AOPA is joining multiple state aviation organizations to host the North Dakota Airport Passport Program. Rewards and recognition await pilots who get their books stamped the most.
The program encourages FAA-certificated pilots from any state to visit airports, attend FAA safety seminars, and explore aviation museums in North Dakota. The mission of the program is to promote safety and education, giving pilots a chance to practice approaches and landings in different environments while supporting North Dakota general aviation airports, businesses, and tourism.
“The Fly North Dakota Airports Passport Program is an exciting way to encourage pilots to improve their flight skills while also providing an open invitation to discover and experience all that North Dakota aviation has to offer,” said Kyle Wanner, director of the North Dakota Aeronautics Commission.
Pilots can participate through the Pilot Passport feature in the AOPA app, request a book online, or pick up a passport book in person from the North Dakota Aeronautics Commission.
“North Dakota is excited to partner with AOPA to enable us with the ability [to] provide a new digital option for all participants within the Passport Program. This will enhance the experience for current and future participants while encouraging additional flight activity throughout the state,” said Wanner.
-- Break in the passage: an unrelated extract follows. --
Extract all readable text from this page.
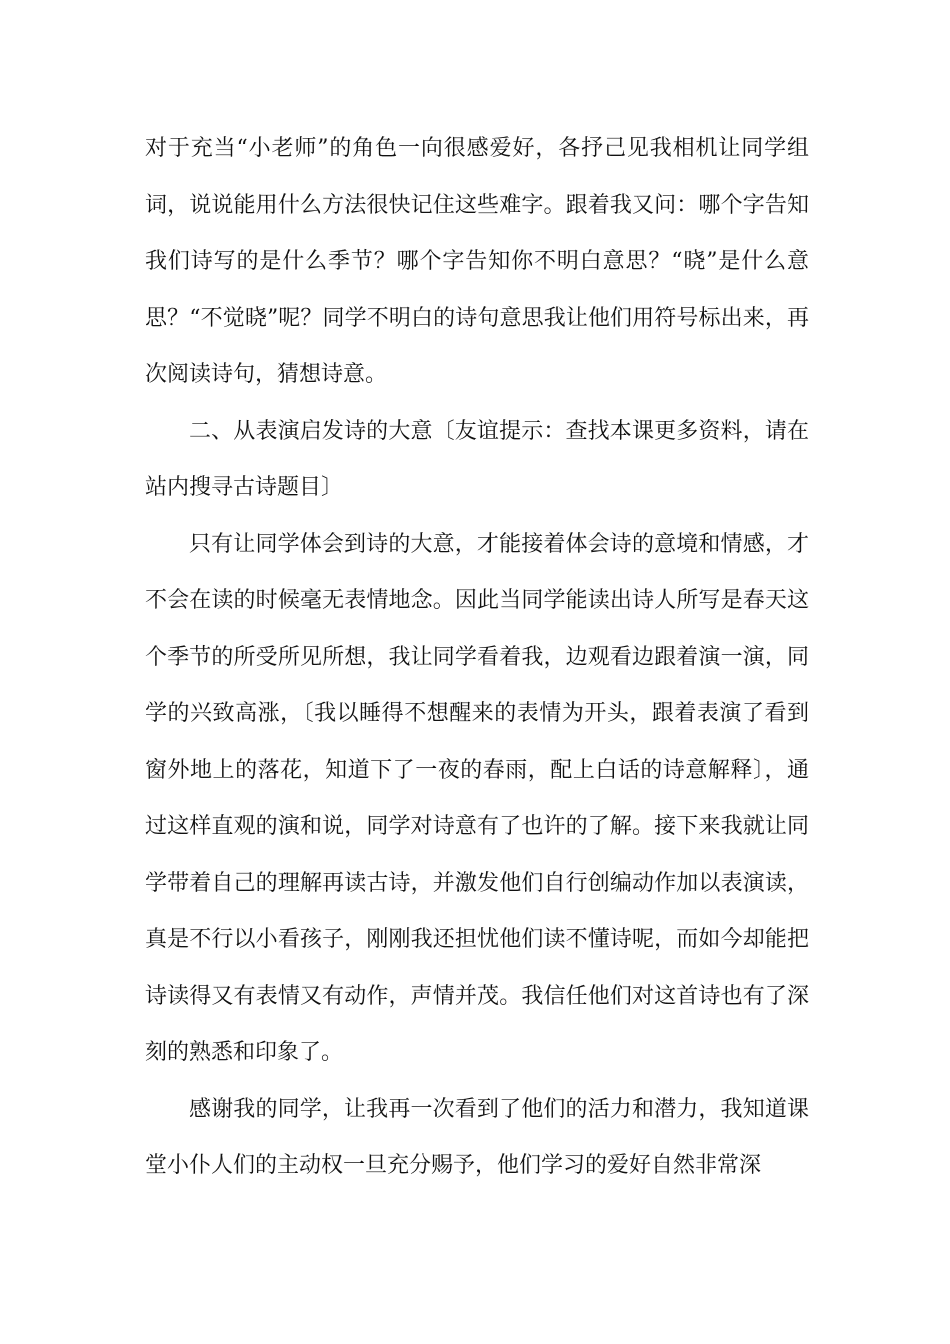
对于充当“小老师”的角色一向很感爱好，各抒己见我相机让同学组词，说说能用什么方法很快记住这些难字。跟着我又问：哪个字告知我们诗写的是什么季节？哪个字告知你不明白意思？“晓”是什么意思？“不觉晓”呢？同学不明白的诗句意思我让他们用符号标出来，再次阅读诗句，猜想诗意。

二、从表演启发诗的大意〔友谊提示：查找本课更多资料，请在站内搜寻古诗题目〕

只有让同学体会到诗的大意，才能接着体会诗的意境和情感，才不会在读的时候毫无表情地念。因此当同学能读出诗人所写是春天这个季节的所受所见所想，我让同学看着我，边观看边跟着演一演，同学的兴致高涨，〔我以睡得不想醒来的表情为开头，跟着表演了看到窗外地上的落花，知道下了一夜的春雨，配上白话的诗意解释〕，通过这样直观的演和说，同学对诗意有了也许的了解。接下来我就让同学带着自己的理解再读古诗，并激发他们自行创编动作加以表演读，真是不行以小看孩子，刚刚我还担忧他们读不懂诗呢，而如今却能把诗读得又有表情又有动作，声情并茂。我信任他们对这首诗也有了深刻的熟悉和印象了。

感谢我的同学，让我再一次看到了他们的活力和潜力，我知道课堂小仆人们的主动权一旦充分赐予，他们学习的爱好自然非常深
Adventures across North Dakota await pilots who participate.
Fly to Fargo to find aircraft, military memorabilia, and one of the Midwest’s largest aviation libraries at the Fargo Air Museum. Considered a “flying museum”—as many of the airplanes can still take flight—this unique destination is just 6 miles east of another stamp opportunity at West Fargo Municipal Airport.
Hoping to catch a glimpse of the Badlands from above? Travel between Beach Airport and Dickinson/Theodore Roosevelt Regional Airport for aerial views of Theodore Roosevelt National Park, and grab two stamps for the trip.
Dakota Territory Air Museum is the second air museum in North Dakota with a stamp opportunity. Located at Minot International Airport, this museum has hangars, galleries, and outdoor displays to explore.
Hatton is another a small community within 40 miles of airports like Grand Forks International Airport, Northwood Municipal Airport/Vince Field, Larimore Municipal Airport, and Mayville Municipal Airport. While you can't pick up a stamp, the opportunity to take hangar tour and get a history lesson at Hatton-Eielson Museum—the childhood home of Carl Ben Eielson, famous bush pilot and explorer who piloted the first airmail route in Alaska in 1924—is well worth the visit.
AOPA app version 2.6.5 or newer is required for participation in the program, and participants need to opt in to the North Dakota Program to be enrolled. Users can opt in using the AOPA app by going to “Account,” choosing “My Pilot Passport,” and selecting “See All Programs” at the bottom in the State Passport Programs section.